Тогда мать звала меня, и я садился у его кроватки; горячей, сухой ручонкой он брал меня за палец и говорил:
— Крестный, ты мне расскажешь про что-нибудь? Я сочинял всевозможные сказки и рассказы, а он серьезно слушал. Ему все нравилось, но одна сказка пленила его детскую душу больше всех: сказка о синей птице [228]. Когда кончал я, он говорил:
— Еще! Еще!
Я начинал сначала, и его бледное с голубыми жилками личико никло к подушке.
Доктор на все наши вопросы отвечал:
— Ничего особенного!
Да! У маленького Сильвестра не замечалось ничего особенного. В прошлом году, однажды вечером, отец позвал меня:
— Пойдемте: маленькому хуже.
Я подошел к постельке, у которой недвижно стояла мать, прикованная к ней всеми силами души.
Маленький Сильвестр тихо обратил ко мне зрачки, все время уходившие под веки и не желавшие спускаться.
— Крестный, — сказал он, — больше не надо сказок.
Да, ему больше не понадобилось сказок. Бедная Жанна! Бедная мать!
Я слишком стар, чтобы сохранить чувствительность, но смерть ребенка поистине мучительная тайна.

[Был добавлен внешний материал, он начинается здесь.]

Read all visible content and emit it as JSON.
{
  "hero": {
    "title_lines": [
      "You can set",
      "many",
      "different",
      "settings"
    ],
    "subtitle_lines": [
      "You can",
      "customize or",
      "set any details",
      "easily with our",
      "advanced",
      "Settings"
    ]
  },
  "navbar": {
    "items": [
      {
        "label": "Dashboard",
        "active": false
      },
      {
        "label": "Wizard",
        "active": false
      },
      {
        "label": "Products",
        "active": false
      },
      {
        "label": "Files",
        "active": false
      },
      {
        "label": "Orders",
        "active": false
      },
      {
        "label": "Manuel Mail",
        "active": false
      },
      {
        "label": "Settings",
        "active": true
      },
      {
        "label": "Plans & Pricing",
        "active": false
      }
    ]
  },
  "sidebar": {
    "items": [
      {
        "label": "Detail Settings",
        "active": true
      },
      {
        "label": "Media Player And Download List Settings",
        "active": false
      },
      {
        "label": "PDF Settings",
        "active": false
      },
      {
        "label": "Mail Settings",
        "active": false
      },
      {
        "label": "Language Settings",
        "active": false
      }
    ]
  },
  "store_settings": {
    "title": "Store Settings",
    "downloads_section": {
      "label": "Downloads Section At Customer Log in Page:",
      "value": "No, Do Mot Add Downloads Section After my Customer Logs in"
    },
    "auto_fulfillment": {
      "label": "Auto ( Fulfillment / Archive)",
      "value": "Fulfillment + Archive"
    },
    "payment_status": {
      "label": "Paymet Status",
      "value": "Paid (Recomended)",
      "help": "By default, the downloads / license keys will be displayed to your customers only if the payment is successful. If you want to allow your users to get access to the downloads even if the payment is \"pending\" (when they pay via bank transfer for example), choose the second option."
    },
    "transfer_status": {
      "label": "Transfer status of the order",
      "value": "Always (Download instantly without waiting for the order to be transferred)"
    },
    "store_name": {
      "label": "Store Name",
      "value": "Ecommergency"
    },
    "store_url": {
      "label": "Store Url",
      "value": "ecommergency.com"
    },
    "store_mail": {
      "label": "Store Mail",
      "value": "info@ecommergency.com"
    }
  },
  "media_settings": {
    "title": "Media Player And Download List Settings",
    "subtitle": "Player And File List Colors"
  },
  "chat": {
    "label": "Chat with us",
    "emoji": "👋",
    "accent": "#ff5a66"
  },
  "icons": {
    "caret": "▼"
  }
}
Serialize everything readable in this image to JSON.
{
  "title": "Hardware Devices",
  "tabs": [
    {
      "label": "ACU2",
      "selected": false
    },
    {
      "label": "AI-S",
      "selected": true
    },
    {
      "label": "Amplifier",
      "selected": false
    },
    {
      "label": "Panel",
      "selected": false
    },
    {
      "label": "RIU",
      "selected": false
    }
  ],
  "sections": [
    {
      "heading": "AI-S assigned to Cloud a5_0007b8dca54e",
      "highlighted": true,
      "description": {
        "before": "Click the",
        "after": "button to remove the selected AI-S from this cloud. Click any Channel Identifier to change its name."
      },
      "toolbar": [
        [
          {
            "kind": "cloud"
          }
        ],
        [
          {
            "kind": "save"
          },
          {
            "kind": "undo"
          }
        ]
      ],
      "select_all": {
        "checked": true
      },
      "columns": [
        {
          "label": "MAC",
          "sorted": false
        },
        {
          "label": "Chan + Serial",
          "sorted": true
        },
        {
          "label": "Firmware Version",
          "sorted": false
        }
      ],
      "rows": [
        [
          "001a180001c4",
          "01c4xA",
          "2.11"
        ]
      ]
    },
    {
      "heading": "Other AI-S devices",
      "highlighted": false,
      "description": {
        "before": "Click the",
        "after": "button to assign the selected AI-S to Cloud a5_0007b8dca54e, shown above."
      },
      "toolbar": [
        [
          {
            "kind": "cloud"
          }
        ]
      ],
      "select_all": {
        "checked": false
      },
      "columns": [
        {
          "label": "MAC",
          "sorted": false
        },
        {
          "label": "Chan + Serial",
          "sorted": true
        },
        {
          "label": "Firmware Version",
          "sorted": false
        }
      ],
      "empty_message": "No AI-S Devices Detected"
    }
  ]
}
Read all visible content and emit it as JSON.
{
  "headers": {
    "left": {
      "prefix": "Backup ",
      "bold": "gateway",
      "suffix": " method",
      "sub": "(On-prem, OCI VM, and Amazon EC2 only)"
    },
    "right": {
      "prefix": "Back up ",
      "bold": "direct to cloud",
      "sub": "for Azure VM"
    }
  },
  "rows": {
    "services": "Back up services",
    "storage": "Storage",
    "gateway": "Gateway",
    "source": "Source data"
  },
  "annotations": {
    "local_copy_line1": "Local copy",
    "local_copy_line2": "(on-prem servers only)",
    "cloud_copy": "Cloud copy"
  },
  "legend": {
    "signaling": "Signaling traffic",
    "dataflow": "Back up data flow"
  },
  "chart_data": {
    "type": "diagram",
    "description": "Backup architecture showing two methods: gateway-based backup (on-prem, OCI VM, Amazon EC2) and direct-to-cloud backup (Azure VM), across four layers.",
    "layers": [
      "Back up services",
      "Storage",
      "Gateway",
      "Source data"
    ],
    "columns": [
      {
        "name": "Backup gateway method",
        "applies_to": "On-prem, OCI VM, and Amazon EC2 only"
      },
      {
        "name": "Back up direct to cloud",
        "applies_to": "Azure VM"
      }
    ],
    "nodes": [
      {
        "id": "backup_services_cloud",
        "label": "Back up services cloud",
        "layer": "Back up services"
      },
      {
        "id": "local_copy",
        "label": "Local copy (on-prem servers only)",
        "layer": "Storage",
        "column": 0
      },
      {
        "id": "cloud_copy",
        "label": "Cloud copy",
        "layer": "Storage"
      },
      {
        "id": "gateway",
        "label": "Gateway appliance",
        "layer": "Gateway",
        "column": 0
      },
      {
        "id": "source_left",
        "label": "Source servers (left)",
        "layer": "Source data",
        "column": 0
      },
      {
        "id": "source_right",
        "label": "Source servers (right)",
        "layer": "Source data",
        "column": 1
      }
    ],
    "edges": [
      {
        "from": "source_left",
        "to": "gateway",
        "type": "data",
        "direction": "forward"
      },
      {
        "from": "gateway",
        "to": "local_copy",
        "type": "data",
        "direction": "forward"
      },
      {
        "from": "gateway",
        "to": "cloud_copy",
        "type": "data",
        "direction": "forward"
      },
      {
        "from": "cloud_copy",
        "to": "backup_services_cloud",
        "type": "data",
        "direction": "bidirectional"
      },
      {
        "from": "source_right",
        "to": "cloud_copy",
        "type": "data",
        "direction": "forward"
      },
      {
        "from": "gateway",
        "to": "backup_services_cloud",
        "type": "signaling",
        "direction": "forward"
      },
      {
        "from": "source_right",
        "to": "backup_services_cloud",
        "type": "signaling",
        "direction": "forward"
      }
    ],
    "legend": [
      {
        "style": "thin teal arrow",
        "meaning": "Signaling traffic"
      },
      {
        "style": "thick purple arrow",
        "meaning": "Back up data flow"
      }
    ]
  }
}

Сегодня отец и мать вернулись на полтора месяца под кровлю старика. Вон они рука об руку идут из леса. Жанна в черной тальме, у Анри на соломенной шляпе — креп; но оба блещут юностью и нежно улыбаются друг другу, улыбаются земле, что носит их, воздуху, что овевает их, и свету, который они видят отраженным в глазах друг друга. Из своего окна я машу им платком, и они дарят улыбкой мою старость.